I think this is the last sight-seeing post for our Bradenton trip. Sadly the month is coming to a close and we’re in wind down mode. At this point we’re trying to finish a few chores with the RV, and start cleaning up for bug out day on Tuesday.
I did manage to work in a crafty day with friends Barbara & Patti at Whim So Doodle in Downtown St. Pete. This fabulous craft store let us camp out and be creative all day on Saturday for free! Buy something as a thanks if you are in the area. I finished 10 cards and a few of you with upcoming birthdays will see my handiwork.
Dakin Dairy Farm
I’m sure you were curious about the name of the post. Holy cow seemed appropriate since we went to a dairy farm with 2400 milking cows. That doesn’t count the calves, heifers and other animals. My family will probably think I’m crazy paying money to tour a dairy farm, but the farmers in the family raise beef cattle and not dairy cows.
We bought our tour tickets and then wondered if it was worth $15 each. Oh yeah it was! We had a grand time and each got in touch once again with our inner child. Visiting those kids a lot these days.
The first part of the tour was on a tractor drawn hayride. The guide explained what goes into the feed and these cows were chowing down. It has silage, hay and a bunch of other things approved by the farm nutritionist, and all grown on site. Yes, these cows seem very well cared for. There are too many cows to name them all, so they have numbers. 6647 is not sure about the likes of us. Actually they were pretty curious and we even shared the cooling water mist spray with this lot. I covered up my camera for that part.
Getting ready to race
For the next part of the tour, we disembarked from our hayride and made a stop at Squealer Field. You guessed it – pig races.
My money was on B&W (he had a name, but can’t remember it, so B&W – for black and white of course). He started out behind, but came up from the rear for a photo-finish win. Alas, no photo since I was in the moment.
The farm hand says they train the pigs to race by starting out with kids chasing them around the racetrack. At the end of the race they get fresh milk to drink. After a while no kids are required, just milk at the end. The pigs are super excited to race, so guessing they really like the milk.
With the race complete, we turned our attention to the calves. Soooo sweet and happy to see us. I think these sweeties were only a few weeks old. Turns out we weren’t the attraction. The giant bottles of milk we got to feed them were just the ticket.

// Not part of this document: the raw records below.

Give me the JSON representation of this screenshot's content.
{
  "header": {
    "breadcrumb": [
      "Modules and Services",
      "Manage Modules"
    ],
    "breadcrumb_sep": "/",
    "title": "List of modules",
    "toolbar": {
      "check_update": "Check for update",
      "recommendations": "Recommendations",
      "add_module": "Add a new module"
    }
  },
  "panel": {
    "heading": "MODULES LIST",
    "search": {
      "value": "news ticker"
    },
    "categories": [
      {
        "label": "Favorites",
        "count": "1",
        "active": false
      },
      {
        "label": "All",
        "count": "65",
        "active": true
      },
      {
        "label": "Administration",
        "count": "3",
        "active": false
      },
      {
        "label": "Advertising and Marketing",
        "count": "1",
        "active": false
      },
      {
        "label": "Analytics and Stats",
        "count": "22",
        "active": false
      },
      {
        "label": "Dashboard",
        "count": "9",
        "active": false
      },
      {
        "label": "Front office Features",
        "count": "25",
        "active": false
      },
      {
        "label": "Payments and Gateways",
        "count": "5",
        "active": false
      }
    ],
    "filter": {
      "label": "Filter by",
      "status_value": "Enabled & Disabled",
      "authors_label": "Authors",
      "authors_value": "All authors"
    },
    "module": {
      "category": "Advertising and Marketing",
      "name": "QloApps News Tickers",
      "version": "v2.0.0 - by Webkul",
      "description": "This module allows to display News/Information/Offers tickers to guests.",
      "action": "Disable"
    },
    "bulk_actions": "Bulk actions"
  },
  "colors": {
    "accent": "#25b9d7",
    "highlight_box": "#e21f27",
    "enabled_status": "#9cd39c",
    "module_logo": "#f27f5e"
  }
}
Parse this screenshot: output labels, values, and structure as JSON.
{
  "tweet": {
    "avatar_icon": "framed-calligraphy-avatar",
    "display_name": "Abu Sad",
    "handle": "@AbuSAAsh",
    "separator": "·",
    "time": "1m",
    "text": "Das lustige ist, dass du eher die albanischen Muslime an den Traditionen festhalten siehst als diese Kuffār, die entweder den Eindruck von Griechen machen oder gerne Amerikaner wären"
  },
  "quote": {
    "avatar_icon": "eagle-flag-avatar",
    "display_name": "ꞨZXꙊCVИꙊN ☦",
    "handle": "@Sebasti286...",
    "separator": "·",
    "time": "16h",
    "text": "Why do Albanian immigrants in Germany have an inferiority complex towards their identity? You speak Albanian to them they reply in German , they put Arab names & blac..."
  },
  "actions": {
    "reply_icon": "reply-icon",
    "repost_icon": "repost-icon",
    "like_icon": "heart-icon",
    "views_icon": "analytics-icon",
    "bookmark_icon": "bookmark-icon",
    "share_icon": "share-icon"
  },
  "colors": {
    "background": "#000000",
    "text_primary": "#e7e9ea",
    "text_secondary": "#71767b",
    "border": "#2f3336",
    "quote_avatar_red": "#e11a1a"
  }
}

These guys had some good suction and the guide said to hold on tight or they’d take the whole bottle away. I fed one, too, and it was definitely two-handed feeding. Little piggies.
There’s also a petting pen with sheep and goats. The sheep were sporting interesting haircuts this day.
Next stop, the picnic pavilion so we can make our own butter to put on crackers and drink with our fresh chocolate milk. I can’t tell you the last time I drank chocolate milk and it was yummy.
Shake it Baby, Shake it!
Our tour guide provided a mason jar full of fresh heavy cream and we took turns shaking it up. We got past the whipped phase and almost to a solid chunk of butter. We then spread the lovely stuff on saltine crackers and plotted our purchase in the country store.
Back to the cows and now the milking area. Just so you know, the dairy cows produce up to 8 gallons of milk a day – each! That’s a lot of milk given that they do have 2400 cows to milk each and every day. They accomplish this in 3 sessions per cow per day.
The Ladies Getting Milked
Overflow Maternity Ward
From the milking area, we could see a field across the way. Turns out the covered maternity area was full and this is the overflow. Lots of ladies in waiting and these gals were likely to calve within 24 hours.
Once the calves are born, they stay with mom for the first two weeks or so. After that, they go to another farm to raise them up until they are either 4 months old or 400 pounds and then they return. They’re now at the heifer stage and aren’t truly cows until they give birth. The cows are all artificially inseminated so we didn’t see any bulls around.
Baby Cheeses – Just 6 months old
Dakin Dairy Farm just started making their own cheese. Oooh, this caught our eye during the tour and we got to sample some of the cheddar and mozzarella curds.
We also saw the processing area for the milk. This is the only dairy farm in the state of Florida that processes its own milk. They pasteurize, homogenize, package and ship right from this location. They were bottling this day and we got to see the gallons being filled. My picture stunk, so nothing to show for it.
Our last stop was the cafe and gift shop. We purchased fresh white milk, chocolate milk a huge chunk of butter and mozzarella. (I’m going to try my hand at fusilli al telephono)
Hay bale symmetry
Our day on the farm was truly fun and I highly recommend it for the young and old if you are ever in the area. (About 25 minutes East of Bradenton, just off 70)
I’ll leave you with the hay bale photo. I liked the big stack for the shapes and texture. Did you know one of these babies weighs 1000 pounds? Yep – a lot of hey for a lot of hungry gals.
The next two months in DeLand won’t be nearly as much fun, but I’ll keep you posted. See you on the way.